Thursday, April 14, 2011

Part of the solution?

It’s Thursday here at the zombie blog. And that means it’s time to delve into a random thing I have been thinking about. I have to show you this T-Shirt graphic I found.

How perfect. Zombies are part of the precipitate. They are what is left over. They are what falls out of the stream. They are everything you wish you had done but came up with an excuse not to.

I want to be a part of the solution. This morning has been good. Yeah, I actually said that. It has been a good morning. I woke up, and despite having a stiff neck and nightmares, I greeted my hubby with a cheerful good morning. Then he asked me to go to the track this morning.

I wanted to resist going to workout with every fiber. However, we have a deal. If one of us manages to come up with the gumption to go do something physical, the other person MUST be supportive and cannot opt out of going. (Barring severe illness or injury of course) So what I really wanted to say was…. I don’t want to.
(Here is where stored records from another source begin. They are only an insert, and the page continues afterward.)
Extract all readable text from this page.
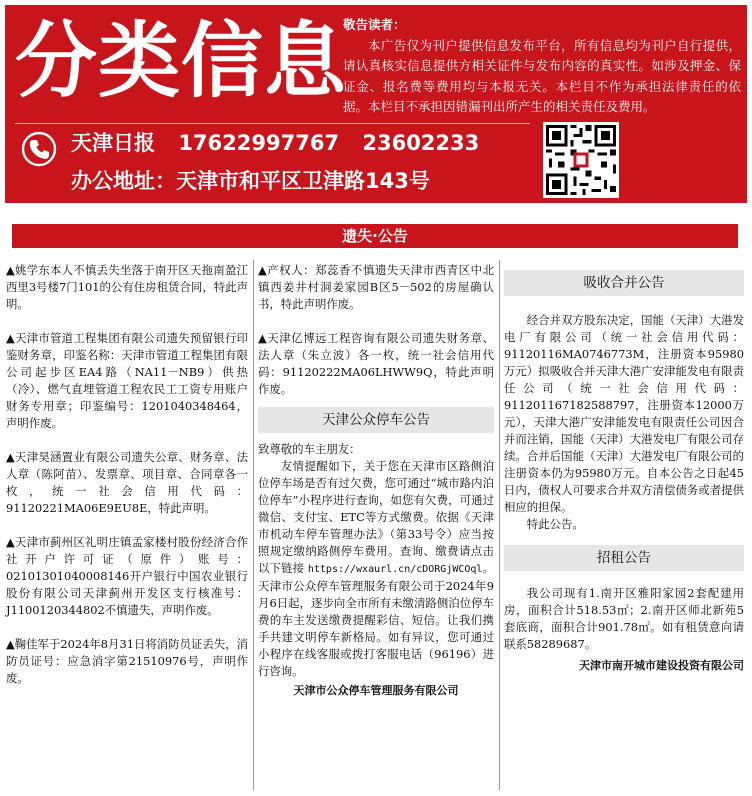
分类信息
敬告读者：
本广告仅为刊户提供信息发布平台，所有信息均为刊户自行提供，请认真核实信息提供方相关证件与发布内容的真实性。如涉及押金、保证金、报名费等费用均与本报无关。本栏目不作为承担法律责任的依据。本栏目不承担因错漏刊出所产生的相关责任及费用。
天津日报 17622997767 23602233
办公地址：天津市和平区卫津路143号
遗失·公告
▲姚学东本人不慎丢失坐落于南开区天拖南盈江西里3号楼7门101的公有住房租赁合同，特此声明。
▲天津市管道工程集团有限公司遗失预留银行印鉴财务章，印鉴名称：天津市管道工程集团有限公司起步区EA4路（NA11－NB9）供热（冷）、燃气直埋管道工程农民工工资专用账户财务专用章；印鉴编号：1201040348464，声明作废。
▲天津昊涵置业有限公司遗失公章、财务章、法人章（陈阿苗）、发票章、项目章、合同章各一枚，统一社会信用代码：91120221MA06E9EU8E，特此声明。
▲天津市蓟州区礼明庄镇孟家楼村股份经济合作社开户许可证（原件）账号：02101301040008146开户银行中国农业银行股份有限公司天津蓟州开发区支行核准号：J1100120344802不慎遗失，声明作废。
▲鞠佳军于2024年8月31日将消防员证丢失，消防员证号：应急消字第21510976号，声明作废。
▲产权人：郑蕊香不慎遗失天津市西青区中北镇西姜井村洞姜家园B区5－502的房屋确认书，特此声明作废。
▲天津亿博远工程咨询有限公司遗失财务章、法人章（朱立波）各一枚，统一社会信用代码：91120222MA06LHWW9Q，特此声明作废。
天津公众停车公告
致尊敬的车主朋友：
友情提醒如下，关于您在天津市区路侧泊位停车场是否有过欠费，您可通过“城市路内泊位停车”小程序进行查询，如您有欠费，可通过微信、支付宝、ETC等方式缴费。依据《天津市机动车停车管理办法》（第33号令）应当按照规定缴纳路侧停车费用。查询、缴费请点击以下链接 https://wxaurl.cn/cDORGjWCOql。天津市公众停车管理服务有限公司于2024年9月6日起，逐步向全市所有未缴清路侧泊位停车费的车主发送缴费提醒彩信、短信。让我们携手共建文明停车新格局。如有异议，您可通过小程序在线客服或拨打客服电话（96196）进行咨询。
天津市公众停车管理服务有限公司
吸收合并公告
经合并双方股东决定，国能（天津）大港发电厂有限公司（统一社会信用代码：91120116MA0746773M，注册资本95980万元）拟吸收合并天津大港广安津能发电有限责任公司（统一社会信用代码：91120116718258879​7，注册资本12000万元），天津大港广安津能发电有限责任公司因合并而注销，国能（天津）大港发电厂有限公司存续。合并后国能（天津）大港发电厂有限公司的注册资本仍为95980万元。自本公告之日起45日内，债权人可要求合并双方清偿债务或者提供相应的担保。
特此公告。
招租公告
我公司现有1.南开区雅阳家园2套配建用房，面积合计518.53㎡；2.南开区师北新苑5套底商，面积合计901.78㎡。如有租赁意向请联系58289687。
天津市南开城市建设投资有限公司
But I will go if you want me to. I didn’t say that. I said… Ok. I had my breakfast shake, got dressed, and we went to the walking track, puppy in tow of course.

It was HOT despite the fact it wasn’t even 11 yet. But we went and we started walking and we didn’t go fast. I have lost my stamina. I need to recondition my body. But we went and we walked and we talked like old times. It was so much fun. Admittedly, the working out headaches have come back and I am disappointed about that. However, I walked the full mile. We stopped for just a couple of minutes to sit in the shade. This was mostly because we are all, Lucy included, getting used to being active in the heat again. I am so proud of myself. I really am. I am proud that I didn’t say no this morning. I am proud that I walked the full mile. I am proud that I am being honest about how I feel about it.

Lunch wasn’t terribly healthy. It was burritos with the trimmings. But I wrote it all down. I wrote down everything I ate yesterday. I am doing well for day 2 now. I feel like there might actually be some light at the end of this tunnel. Now, as soon as we can afford it, I’ll get my body bugg up and running again. Right now, I am listening to my body. I am eagerly waiting to notice that my knees don’t hurt as much, or I don’t get winded so quickly.

I am realizing now how important these things were to me before. When all that mattered to me were the numbers on the scale, I didn’t realize how much these non scale related signs meant to me. Just like when I lost 25lbs in a month and didn’t realize what an accomplishment that was. Having fallen way down and needing to pick myself up again is allowing me to see all of those things that were so important but that I was so obsessed with other things to notice.

1 comments:

Sandelightful said...

OMG! I am so very super proud of you! I want to shower you with sparkly stars!!!! And you know how those things get everywhere. You'll find them in the carpet for years, and always have a reminder of how far you have come and how awesome you are!